Architecture Overview - Data Lake Solution

Architecture Overview

Deploying this solution builds the following environment in the AWS Cloud.

        Data lake solution - architectural overview

Figure 1: Data lake solution architecture on AWS

The solution uses AWS CloudFormation to deploy the infrastructure components supporting this data lake reference implementation. At its core, this solution implements a data lake API, which leverages Amazon API Gateway to provide access to data lake microservices (AWS Lambda functions). These microservices provide the business logic to create data packages, upload data, search for existing packages, add interesting data to a cart, generate data manifests, and perform administrative functions. These microservices interact with Amazon S3, AWS Glue, Amazon Athena, Amazon DynamoDB, Amazon Elasticsearch Service (Amazon ES), and Amazon CloudWatch Logs to provide data storage, management, and audit functions.

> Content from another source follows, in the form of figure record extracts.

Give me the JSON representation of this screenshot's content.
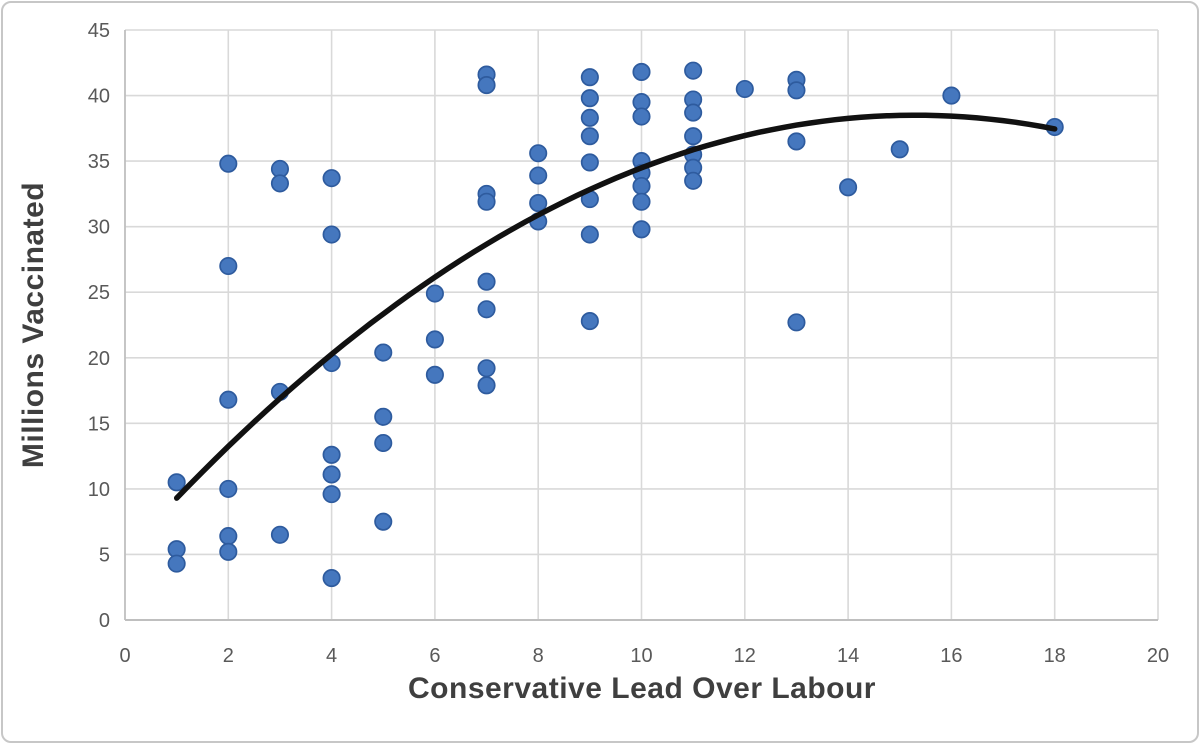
{
  "chart_data": {
    "type": "scatter",
    "title": "",
    "xlabel": "Conservative Lead Over Labour",
    "ylabel": "Millions Vaccinated",
    "xlim": [
      0,
      20
    ],
    "ylim": [
      0,
      45
    ],
    "x_ticks": [
      0,
      2,
      4,
      6,
      8,
      10,
      12,
      14,
      16,
      18,
      20
    ],
    "y_ticks": [
      0,
      5,
      10,
      15,
      20,
      25,
      30,
      35,
      40,
      45
    ],
    "grid": true,
    "legend": "none",
    "points": [
      [
        1,
        10.5
      ],
      [
        1,
        5.4
      ],
      [
        1,
        4.3
      ],
      [
        2,
        34.8
      ],
      [
        2,
        27.0
      ],
      [
        2,
        16.8
      ],
      [
        2,
        10.0
      ],
      [
        2,
        6.4
      ],
      [
        2,
        5.2
      ],
      [
        3,
        34.4
      ],
      [
        3,
        33.3
      ],
      [
        3,
        17.4
      ],
      [
        3,
        6.5
      ],
      [
        4,
        33.7
      ],
      [
        4,
        29.4
      ],
      [
        4,
        19.6
      ],
      [
        4,
        12.6
      ],
      [
        4,
        11.1
      ],
      [
        4,
        9.6
      ],
      [
        4,
        3.2
      ],
      [
        5,
        20.4
      ],
      [
        5,
        15.5
      ],
      [
        5,
        13.5
      ],
      [
        5,
        7.5
      ],
      [
        6,
        24.9
      ],
      [
        6,
        21.4
      ],
      [
        6,
        18.7
      ],
      [
        7,
        41.6
      ],
      [
        7,
        40.8
      ],
      [
        7,
        32.5
      ],
      [
        7,
        31.9
      ],
      [
        7,
        25.8
      ],
      [
        7,
        23.7
      ],
      [
        7,
        19.2
      ],
      [
        7,
        17.9
      ],
      [
        8,
        35.6
      ],
      [
        8,
        33.9
      ],
      [
        8,
        31.8
      ],
      [
        8,
        30.4
      ],
      [
        9,
        41.4
      ],
      [
        9,
        39.8
      ],
      [
        9,
        38.3
      ],
      [
        9,
        36.9
      ],
      [
        9,
        34.9
      ],
      [
        9,
        32.1
      ],
      [
        9,
        29.4
      ],
      [
        9,
        22.8
      ],
      [
        10,
        41.8
      ],
      [
        10,
        39.5
      ],
      [
        10,
        38.4
      ],
      [
        10,
        35.0
      ],
      [
        10,
        34.1
      ],
      [
        10,
        33.1
      ],
      [
        10,
        31.9
      ],
      [
        10,
        29.8
      ],
      [
        11,
        41.9
      ],
      [
        11,
        39.7
      ],
      [
        11,
        38.7
      ],
      [
        11,
        36.9
      ],
      [
        11,
        35.5
      ],
      [
        11,
        34.5
      ],
      [
        11,
        33.5
      ],
      [
        12,
        40.5
      ],
      [
        13,
        41.2
      ],
      [
        13,
        40.4
      ],
      [
        13,
        36.5
      ],
      [
        13,
        22.7
      ],
      [
        14,
        33.0
      ],
      [
        15,
        35.9
      ],
      [
        16,
        40.0
      ],
      [
        18,
        37.6
      ]
    ],
    "trendline": {
      "type": "polynomial",
      "order": 2,
      "vertex_x": 15.3,
      "vertex_y": 38.5,
      "a": -0.1428,
      "x_start": 1,
      "x_end": 18
    },
    "colors": {
      "point_fill": "#4577BE",
      "point_stroke": "#2E5B9E",
      "trendline": "#111111",
      "gridline": "#D9D9D9",
      "axis_line": "#BFBFBF",
      "tick_label": "#595959",
      "axis_title": "#3F3F3F"
    }
  }
}
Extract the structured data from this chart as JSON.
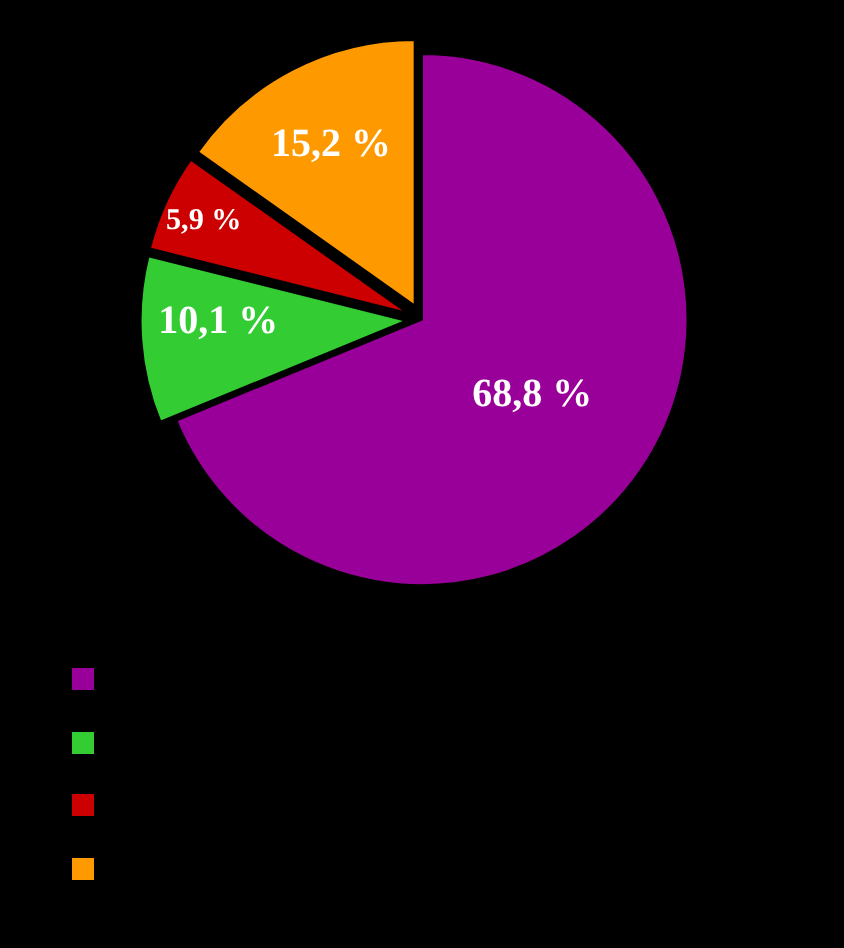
{
  "chart_data": {
    "type": "pie",
    "categories": [
      null,
      null,
      null,
      null
    ],
    "values": [
      68.8,
      10.1,
      5.9,
      15.2
    ],
    "value_labels": [
      "68,8 %",
      "10,1 %",
      "5,9 %",
      "15,2 %"
    ],
    "colors": [
      "#990099",
      "#33cc33",
      "#cc0000",
      "#ff9900"
    ]
  }
}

The solution creates a data lake console and deploys it into an Amazon S3 bucket configured for static website hosting, and configures an Amazon CloudFront distribution to be used as the solution’s console entrypoint. During initial configuration, the solution also creates a default administrator role and sends an access invite to a customer-specified email address. Note that if you deploy a federated stack, you must manually create user and admin groups. For information on Active Directory, see Appendix A. For information on Okta, see Appendix B.

The solution uses an Amazon Cognito user pool to manage user access to the console and the data lake API. See Appendix C for detailed information on each of the solution's components.